The Moving Experience of Students Combating COVID: Anu Singh-Cundy

May 18, 2021

By Frances Badgett

It almost didn’t happen. Biology professor Dave Hooper was out on a run when he saw a friend, Dr. Greg Wolgamot, a pathologist at Northwest Laboratory. Dr. Wolgamot expressed his dire need for lab technicians to help process the influx of COVID tests—the only tool that existed against COVID at the time. Hooper mentioned that Western had whole classrooms of highly trained students and capable faculty who could do the work. A beautiful partnership formed.

Training lab technicians can be time-consuming. Luckily, Western had many students educated to perform the testing process required by Northwest Laboratory. With help from Hooper’s colleague Anu Singh-Cundy, associate professor of biology, Western faculty and students studying chemistry and biology pulled together in a community effort.

“As COVID hit in March 2020, it was a shock to those of us in molecular biology and related fields. We were itching to do something to help,” says Singh-Cundy. “I knew that if I had samples, I could test them within a couple of days.”

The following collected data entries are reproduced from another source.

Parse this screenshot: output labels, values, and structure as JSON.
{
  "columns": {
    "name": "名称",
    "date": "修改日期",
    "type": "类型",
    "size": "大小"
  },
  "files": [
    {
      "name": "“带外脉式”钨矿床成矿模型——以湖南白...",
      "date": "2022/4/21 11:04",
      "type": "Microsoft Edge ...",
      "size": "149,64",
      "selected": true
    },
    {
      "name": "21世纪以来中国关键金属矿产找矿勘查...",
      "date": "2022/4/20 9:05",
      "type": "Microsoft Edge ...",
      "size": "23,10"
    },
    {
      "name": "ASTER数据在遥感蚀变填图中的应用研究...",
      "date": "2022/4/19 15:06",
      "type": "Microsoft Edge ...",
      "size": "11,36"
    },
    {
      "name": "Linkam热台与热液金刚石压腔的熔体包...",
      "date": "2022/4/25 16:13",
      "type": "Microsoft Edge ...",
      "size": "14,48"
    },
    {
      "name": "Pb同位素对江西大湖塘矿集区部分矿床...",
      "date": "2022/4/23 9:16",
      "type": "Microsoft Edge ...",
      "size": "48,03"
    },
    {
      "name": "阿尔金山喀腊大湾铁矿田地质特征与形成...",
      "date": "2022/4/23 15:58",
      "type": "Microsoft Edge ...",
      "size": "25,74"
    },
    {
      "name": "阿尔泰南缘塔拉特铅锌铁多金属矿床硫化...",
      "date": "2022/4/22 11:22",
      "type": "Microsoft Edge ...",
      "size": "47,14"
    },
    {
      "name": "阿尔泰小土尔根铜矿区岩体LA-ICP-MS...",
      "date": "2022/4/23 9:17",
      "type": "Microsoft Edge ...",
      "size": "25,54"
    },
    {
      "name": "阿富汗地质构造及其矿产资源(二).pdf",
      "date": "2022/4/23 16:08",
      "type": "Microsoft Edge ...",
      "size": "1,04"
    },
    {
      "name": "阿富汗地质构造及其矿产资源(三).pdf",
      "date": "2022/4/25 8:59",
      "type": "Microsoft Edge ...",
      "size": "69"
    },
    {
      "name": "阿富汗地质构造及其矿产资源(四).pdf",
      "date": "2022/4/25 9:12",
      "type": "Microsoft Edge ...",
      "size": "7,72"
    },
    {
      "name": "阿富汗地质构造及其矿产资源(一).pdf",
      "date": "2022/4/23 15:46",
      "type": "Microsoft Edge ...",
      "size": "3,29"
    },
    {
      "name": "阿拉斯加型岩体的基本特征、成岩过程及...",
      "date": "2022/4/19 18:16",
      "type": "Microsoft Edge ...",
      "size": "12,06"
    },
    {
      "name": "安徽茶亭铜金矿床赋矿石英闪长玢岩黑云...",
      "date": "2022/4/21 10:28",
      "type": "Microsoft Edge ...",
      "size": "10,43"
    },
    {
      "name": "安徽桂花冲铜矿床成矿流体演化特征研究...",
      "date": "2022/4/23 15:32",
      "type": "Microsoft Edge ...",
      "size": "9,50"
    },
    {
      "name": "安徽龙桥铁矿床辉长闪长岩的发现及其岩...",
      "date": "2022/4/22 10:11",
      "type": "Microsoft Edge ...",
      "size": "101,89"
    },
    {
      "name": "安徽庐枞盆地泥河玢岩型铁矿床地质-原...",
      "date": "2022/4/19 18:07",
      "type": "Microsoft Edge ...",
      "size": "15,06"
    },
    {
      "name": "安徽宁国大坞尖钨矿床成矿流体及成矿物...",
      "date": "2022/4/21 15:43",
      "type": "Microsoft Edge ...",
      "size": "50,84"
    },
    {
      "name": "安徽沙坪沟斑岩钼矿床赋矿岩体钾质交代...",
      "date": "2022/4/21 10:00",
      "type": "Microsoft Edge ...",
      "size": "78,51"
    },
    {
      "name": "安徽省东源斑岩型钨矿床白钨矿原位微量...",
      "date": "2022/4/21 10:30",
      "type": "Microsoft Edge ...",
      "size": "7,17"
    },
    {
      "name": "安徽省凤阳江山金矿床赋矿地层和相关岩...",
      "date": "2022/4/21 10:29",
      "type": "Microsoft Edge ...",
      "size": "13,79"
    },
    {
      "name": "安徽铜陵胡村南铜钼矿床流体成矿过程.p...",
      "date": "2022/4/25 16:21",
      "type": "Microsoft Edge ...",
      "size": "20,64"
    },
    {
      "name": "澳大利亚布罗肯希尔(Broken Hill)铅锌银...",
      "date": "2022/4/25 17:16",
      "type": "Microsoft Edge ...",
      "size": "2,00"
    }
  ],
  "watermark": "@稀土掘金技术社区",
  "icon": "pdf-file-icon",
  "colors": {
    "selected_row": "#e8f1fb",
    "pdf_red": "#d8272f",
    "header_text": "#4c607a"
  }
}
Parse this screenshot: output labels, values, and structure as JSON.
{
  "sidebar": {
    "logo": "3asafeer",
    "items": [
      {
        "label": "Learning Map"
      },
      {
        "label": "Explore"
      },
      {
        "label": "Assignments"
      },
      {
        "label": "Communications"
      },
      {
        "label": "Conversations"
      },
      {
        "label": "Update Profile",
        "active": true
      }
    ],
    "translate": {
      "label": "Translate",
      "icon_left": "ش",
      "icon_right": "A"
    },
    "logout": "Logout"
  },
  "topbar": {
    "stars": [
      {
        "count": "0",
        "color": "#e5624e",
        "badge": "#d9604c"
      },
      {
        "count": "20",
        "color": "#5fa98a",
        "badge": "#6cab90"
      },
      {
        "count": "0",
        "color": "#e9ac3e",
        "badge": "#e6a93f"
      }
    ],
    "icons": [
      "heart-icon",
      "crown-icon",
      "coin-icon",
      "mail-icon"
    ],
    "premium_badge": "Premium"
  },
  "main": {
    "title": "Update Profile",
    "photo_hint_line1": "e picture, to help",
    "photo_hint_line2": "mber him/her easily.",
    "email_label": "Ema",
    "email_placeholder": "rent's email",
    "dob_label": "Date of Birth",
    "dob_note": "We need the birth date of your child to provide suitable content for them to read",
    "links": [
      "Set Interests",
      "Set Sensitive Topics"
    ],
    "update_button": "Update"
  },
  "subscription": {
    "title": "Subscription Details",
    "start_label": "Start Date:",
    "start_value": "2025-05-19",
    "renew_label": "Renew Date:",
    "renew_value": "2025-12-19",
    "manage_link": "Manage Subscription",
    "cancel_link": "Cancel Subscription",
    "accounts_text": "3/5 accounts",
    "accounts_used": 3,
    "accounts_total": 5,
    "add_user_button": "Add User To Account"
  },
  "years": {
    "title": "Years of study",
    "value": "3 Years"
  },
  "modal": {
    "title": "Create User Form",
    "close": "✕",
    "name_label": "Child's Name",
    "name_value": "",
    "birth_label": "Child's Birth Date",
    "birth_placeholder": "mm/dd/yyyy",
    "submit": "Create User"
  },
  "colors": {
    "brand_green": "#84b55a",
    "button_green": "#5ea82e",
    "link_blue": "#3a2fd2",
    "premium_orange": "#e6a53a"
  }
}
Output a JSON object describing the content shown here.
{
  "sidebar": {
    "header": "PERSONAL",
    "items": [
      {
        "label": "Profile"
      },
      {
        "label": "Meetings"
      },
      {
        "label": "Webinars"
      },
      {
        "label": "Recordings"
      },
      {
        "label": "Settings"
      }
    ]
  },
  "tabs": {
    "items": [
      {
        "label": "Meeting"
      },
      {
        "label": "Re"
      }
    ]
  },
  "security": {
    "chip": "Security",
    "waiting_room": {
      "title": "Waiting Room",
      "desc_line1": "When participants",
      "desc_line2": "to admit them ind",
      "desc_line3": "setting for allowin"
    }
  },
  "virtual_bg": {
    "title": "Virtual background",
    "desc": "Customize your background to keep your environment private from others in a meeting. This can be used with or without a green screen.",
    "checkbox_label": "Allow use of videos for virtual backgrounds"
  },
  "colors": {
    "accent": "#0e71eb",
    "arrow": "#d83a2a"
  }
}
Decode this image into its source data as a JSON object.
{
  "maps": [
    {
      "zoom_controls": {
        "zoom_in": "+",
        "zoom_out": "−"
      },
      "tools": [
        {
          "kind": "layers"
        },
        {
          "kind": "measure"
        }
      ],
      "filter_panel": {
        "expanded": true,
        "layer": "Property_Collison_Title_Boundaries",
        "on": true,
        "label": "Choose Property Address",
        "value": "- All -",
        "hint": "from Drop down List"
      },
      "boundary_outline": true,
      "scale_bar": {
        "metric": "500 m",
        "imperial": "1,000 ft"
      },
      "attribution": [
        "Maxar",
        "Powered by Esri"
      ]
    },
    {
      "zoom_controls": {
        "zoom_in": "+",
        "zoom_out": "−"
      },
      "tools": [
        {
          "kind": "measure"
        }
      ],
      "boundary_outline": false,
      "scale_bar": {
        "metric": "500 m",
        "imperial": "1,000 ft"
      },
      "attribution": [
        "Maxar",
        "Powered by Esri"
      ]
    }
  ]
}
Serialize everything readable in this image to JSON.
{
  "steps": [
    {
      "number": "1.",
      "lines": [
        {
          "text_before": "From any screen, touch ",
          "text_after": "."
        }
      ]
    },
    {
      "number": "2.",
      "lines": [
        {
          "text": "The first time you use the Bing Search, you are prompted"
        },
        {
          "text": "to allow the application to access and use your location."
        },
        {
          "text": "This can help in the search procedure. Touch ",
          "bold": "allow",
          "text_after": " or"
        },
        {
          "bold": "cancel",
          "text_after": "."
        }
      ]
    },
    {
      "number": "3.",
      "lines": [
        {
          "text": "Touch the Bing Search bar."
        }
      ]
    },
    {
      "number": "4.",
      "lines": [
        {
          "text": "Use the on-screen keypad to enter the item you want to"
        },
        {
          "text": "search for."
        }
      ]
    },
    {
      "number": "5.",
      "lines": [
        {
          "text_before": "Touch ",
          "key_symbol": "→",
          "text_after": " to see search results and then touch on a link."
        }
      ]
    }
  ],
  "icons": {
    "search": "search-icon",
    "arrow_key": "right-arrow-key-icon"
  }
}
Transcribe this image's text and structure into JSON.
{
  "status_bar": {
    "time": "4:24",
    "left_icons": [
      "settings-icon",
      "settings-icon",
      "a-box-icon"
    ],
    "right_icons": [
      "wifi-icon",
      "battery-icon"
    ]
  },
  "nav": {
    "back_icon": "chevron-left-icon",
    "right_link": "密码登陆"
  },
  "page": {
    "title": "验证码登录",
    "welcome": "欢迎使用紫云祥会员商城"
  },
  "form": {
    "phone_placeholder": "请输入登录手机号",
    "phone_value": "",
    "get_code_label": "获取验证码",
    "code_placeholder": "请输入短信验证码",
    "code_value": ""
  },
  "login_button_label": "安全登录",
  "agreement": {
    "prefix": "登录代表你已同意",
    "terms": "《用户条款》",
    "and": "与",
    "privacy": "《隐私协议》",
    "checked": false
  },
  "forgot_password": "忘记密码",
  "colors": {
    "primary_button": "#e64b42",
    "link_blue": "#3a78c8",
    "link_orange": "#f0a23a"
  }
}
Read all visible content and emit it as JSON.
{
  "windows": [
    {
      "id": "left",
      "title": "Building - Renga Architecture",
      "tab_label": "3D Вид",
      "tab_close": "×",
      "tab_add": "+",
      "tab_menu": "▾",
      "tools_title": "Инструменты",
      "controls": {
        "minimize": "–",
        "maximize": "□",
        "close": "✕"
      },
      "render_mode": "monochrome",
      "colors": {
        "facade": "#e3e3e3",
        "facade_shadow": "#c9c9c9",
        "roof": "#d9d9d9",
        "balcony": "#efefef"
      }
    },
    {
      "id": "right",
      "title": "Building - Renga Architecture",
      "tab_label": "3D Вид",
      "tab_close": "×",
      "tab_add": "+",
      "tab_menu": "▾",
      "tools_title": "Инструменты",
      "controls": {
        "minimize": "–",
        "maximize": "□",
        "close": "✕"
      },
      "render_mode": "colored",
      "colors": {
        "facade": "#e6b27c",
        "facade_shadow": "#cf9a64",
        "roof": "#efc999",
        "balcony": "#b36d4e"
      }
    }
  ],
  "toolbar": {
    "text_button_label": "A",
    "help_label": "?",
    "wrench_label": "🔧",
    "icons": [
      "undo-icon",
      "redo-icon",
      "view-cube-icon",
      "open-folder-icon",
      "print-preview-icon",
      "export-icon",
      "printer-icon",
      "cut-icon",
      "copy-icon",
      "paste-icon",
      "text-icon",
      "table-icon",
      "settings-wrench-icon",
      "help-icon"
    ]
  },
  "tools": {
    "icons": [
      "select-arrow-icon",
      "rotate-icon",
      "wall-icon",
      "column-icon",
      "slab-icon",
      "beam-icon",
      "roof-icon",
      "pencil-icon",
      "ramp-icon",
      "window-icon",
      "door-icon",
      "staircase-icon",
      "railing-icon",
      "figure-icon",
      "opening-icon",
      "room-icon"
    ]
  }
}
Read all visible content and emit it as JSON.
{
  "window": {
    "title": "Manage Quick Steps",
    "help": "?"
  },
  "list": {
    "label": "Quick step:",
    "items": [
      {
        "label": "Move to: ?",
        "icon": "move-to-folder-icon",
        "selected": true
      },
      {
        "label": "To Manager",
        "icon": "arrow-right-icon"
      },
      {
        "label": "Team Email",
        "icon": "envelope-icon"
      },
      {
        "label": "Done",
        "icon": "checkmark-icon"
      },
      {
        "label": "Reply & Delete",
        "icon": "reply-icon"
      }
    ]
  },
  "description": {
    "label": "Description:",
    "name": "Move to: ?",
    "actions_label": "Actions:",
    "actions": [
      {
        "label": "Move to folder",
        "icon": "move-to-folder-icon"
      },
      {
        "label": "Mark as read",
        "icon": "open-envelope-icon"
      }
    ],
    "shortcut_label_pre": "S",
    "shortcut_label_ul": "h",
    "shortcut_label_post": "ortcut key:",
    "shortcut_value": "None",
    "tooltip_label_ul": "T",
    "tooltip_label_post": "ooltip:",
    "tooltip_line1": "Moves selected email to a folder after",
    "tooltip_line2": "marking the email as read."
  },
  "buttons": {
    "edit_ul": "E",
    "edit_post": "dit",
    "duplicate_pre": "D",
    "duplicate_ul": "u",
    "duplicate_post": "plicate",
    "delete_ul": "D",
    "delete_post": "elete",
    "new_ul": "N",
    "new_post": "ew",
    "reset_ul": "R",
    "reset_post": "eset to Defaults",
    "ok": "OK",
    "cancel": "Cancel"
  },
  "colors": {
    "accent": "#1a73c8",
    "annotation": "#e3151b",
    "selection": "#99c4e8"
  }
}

The process for testing, called polymerase chain reaction (PCR), is the same process Singh-Cundy teaches in her Methods in Molecular Biology lab class (Biology 324).

“Our students needed just a few of hours of training and they were ready. They were applying techniques they had learned in my class,” says Singh-Cundy. “I went from teaching them to seeing them performing these tasks in a real-world environment. They really rose to the occasion and understood the importance of the work they were doing in addressing a global health crisis. It was moving.”

She noticed that as students processed the COVID tests, the hesitancy and nervousness sometimes apparent in the classroom melted away.

“I see them in the classroom, and they seem a little unsure of themselves. They hesitate because they are afraid of making a mistake. But not at Northwest Laboratory. They understood what was at stake,” she says. “They were so professional. I was so proud of Western.”

Student and faculty shifts rotated all night. Singh-Cundy didn’t work during the week because of her teaching schedule. She went to work on weekends after she had finished grading, making for long days. As soon as she had enough students for Northwest Laboratory, she stepped back from the work and focused on teaching.

“I drove home at three in the morning when everyone is asleep. With the moonlight and quiet, there’s a poetry in the city at night,” says Singh-Cundy.

At the beginning of the pandemic, Northwest Laboratory ran low on testing supplies and lab equipment. Singh-Cundy and her colleagues realized that they had plenty of pipette tips and other supplies at Western. They sent over what they could spare, and Northwest Laboratory was able to continue its work without stopping.

“What I realize in this,” says Singh-Cundy, “is how our community has been tested, and how lucky I am to live in this city, and in this part of the country, and in this country. I feel now our community can handle anything. It’s a lesson that came at a heavy cost, but we all pulled together with a sense of purpose.”

In gratitude for the students and faculty members’ hard work, and to honor the partnership between Western and Northwest Laboratory, Dr. Greg Wolgamot donated $10,000 to the Cell and Molecular Biology program to support graduate research.